2014: Competing visions of India

Written By Unknown on Minggu, 22 September 2013 | 21.16

Santosh Desai
22 September 2013, 07:11 PM IST

The BJP v/s Congress battle in 2014 is not only about who will run the country but about where the country has reached today and what drives its voters. The difference in not merely in strategy but in the reading of how much India has changed and an understanding of how elections work in this country.

The BJP is betting on an India that has changed dramatically. It is projecting a single leader, on the basis of his track record as a three-time incumbent well ahead of the elections. Narendra Modi is a state CM who has managed to rise above the endless politicking within the party to emerge as an authoritative leader, no mean feat in a party that is deeply suspicious of the cult of the individual. Modi's promise stands on two pillars, one explicit and the other unstated but palpable to his supporters. The overt promise is of decisive governance with a focus on the kind of development that the middle class understands and craves for. The emotional subtext is important for in his decisiveness and strength, he offers a powerful counterpoint to the current regime that speaks in elliptical silences. The covert promise is of giving to the majority community the advantages of being one. In the eyes of his supporters he has brought Gujarat back to what they see as the natural order, where the majority community calls the shots but the minority community is assigned a place; things are fine as long as that implicit hierarchy is understood and followed.

The BJP's strategy is about concentrating resources on a few fronts, intensifying the aura around an individual and hoping to cross the line with one big push. The presidential nature of his campaign has been widely commented upon, and noticeable as this approach makes him on media, it is a hugely risky bet to take.  It is an all-or-nothing strategy that needs a wave of some kind that will put it in the 180+ seat mark that will allow it some leeway in attracting potential allies. The problem is that going by current poll surveys and past history, this looks unlikely. Which is why the BJP needs to augment its leadership and governance story with a return to the Hindutva plank. Given that Modi himself has built his brand on these two pillars, the strategy is not an unfamiliar one.

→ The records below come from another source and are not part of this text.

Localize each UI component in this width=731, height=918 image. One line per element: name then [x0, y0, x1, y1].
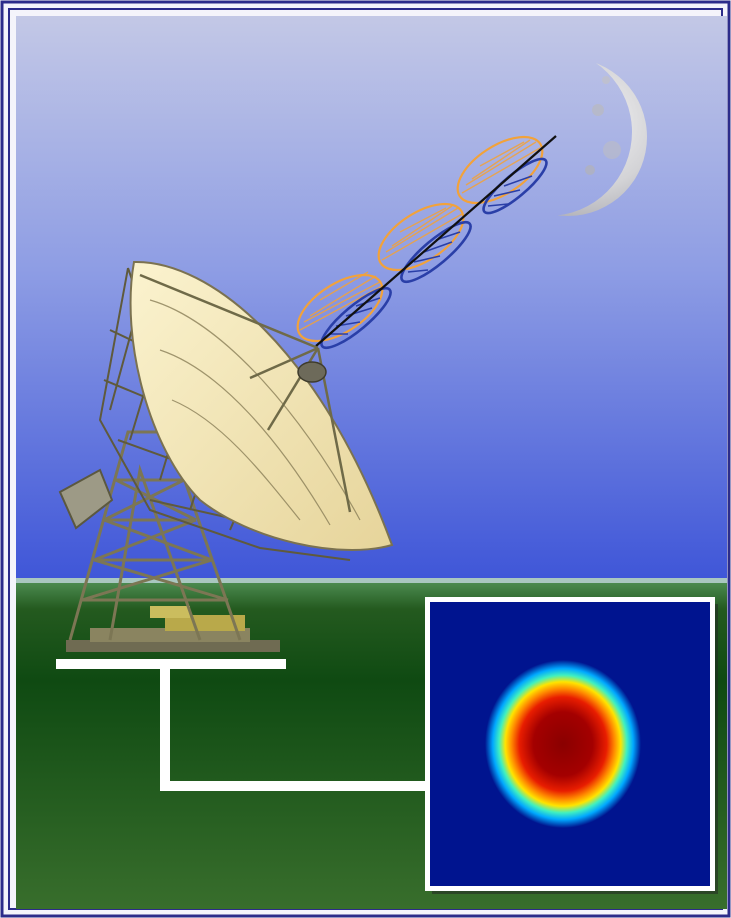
feed-horn [297, 361, 327, 383]
counterweight [58, 468, 114, 530]
signal-connector [56, 659, 432, 791]
wave-blue [320, 157, 548, 350]
horizon [16, 578, 727, 584]
telescope-mount [68, 430, 242, 641]
polarized-wave [296, 135, 557, 350]
connector-base-bar [56, 659, 286, 669]
connector-vertical [160, 665, 170, 791]
dish [129, 260, 394, 551]
heatmap-panel [425, 597, 718, 894]
telescope-base [66, 606, 280, 652]
connector-horizontal [160, 781, 432, 791]
propagation-axis [315, 135, 557, 347]
heatmap-blob [485, 660, 641, 828]
radio-telescope [58, 260, 394, 652]
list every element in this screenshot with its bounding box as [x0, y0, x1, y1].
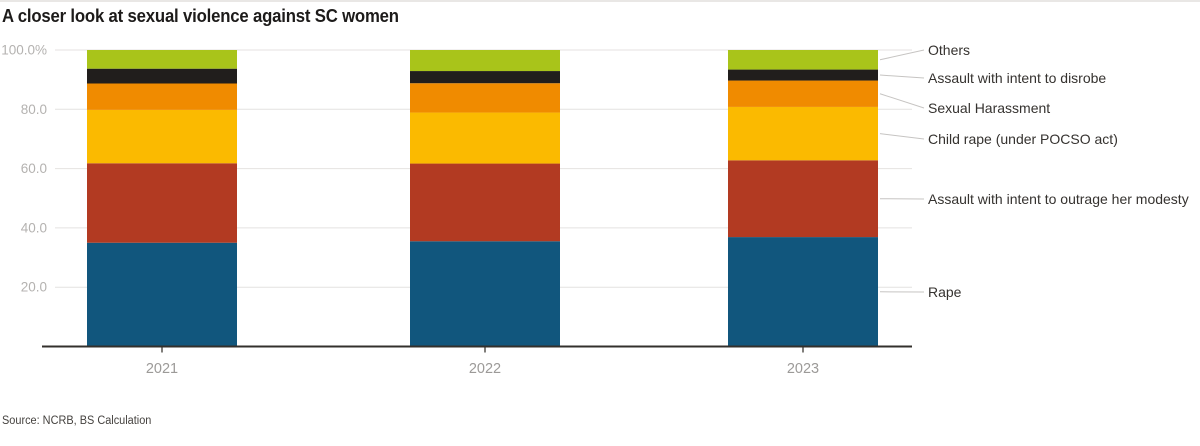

The difference is that unlike in Gujarat after 2002, Modi needed to do little visibly to bolster his Hindutva credentials- the odd swipe at Mian Musharraf  and the symbolic refusal of a skull cap was enough for his supporters to know where he stood, elsewhere it will take much more than symbolic gestures for deep polarisation to take place. Pursuing this goal would mean a doubling down of the risk of isolation, something that the party seems prepared for, but which undercuts the overt promise of Brand Modi. The BJP needs the extra heft to its appeal that Hindutva might potentially provide but this might push it too far right of its new found middle class constituency, and dull the shininess of the glittering technocratic vision that Modi is espousing.   The Hindutva plank is a messy one, as it muddies the Modi pitch and speaks to an older India that the BJP ostensibly wants to leave behind.

On the other hand, the Congress is betting that all the noise apart, little has changed in the country on the ground. It is betting against the middle class and what it sees as an inflated sense of self-importance. It is depending on the complexity of electoral politics in India to deliver another term, although it is clear that even in the best case, outright victory is not on the table. Which is why the Congress eschews clarity and specificity- it does not acknowledge its lack of success in its current term or offer a blueprint for change in the future nor do we know who will lead it if it comes to power. It seeks to sneak in an extra term by hoping to eke out the numbers from within the clammy grasp of a fragmented polity. 

In its mind, electorally India still responds to the idea the state-as-benefactor which hands out some benefits from time to time. A highly leaky pipeline notwithstanding, the attempt is to put as much in the hands of the electorate as possible through a slew of family-branded schemes. This regime has taken the traditional welfarist notion a step forward by imagining government schemes not as discretionary sops but as rightful entitlements.  It has also experimented with ways of bypassing the middlemen and reaching the beneficiary directly, attempts that met with limited success so far. The Congress believes that Electorate India and Market India are still fundamentally different worlds with little overlap and that the former still lives by the rules it has always lived by.

Has India changed all that much? Does aspiration drive more people today than the guarantee of subsistence or is that an illusion fostered by a few? Are people really interested in mechanisms of governance, or simply its disembodied fruits? Is identity, be it based on caste or religion as important as a factor as the political parties imagine it to be? Does India need a strong centralising leadership or one that accommodates its loose diversity? Has media succeeded in providing all of India with a common framework of grievances and has it broadcast dissatisfaction as widely as it imagines? The 2014 elections are not only about choosing who will govern India, it is likely to be a sort of referendum on where the country has reached and what drives it.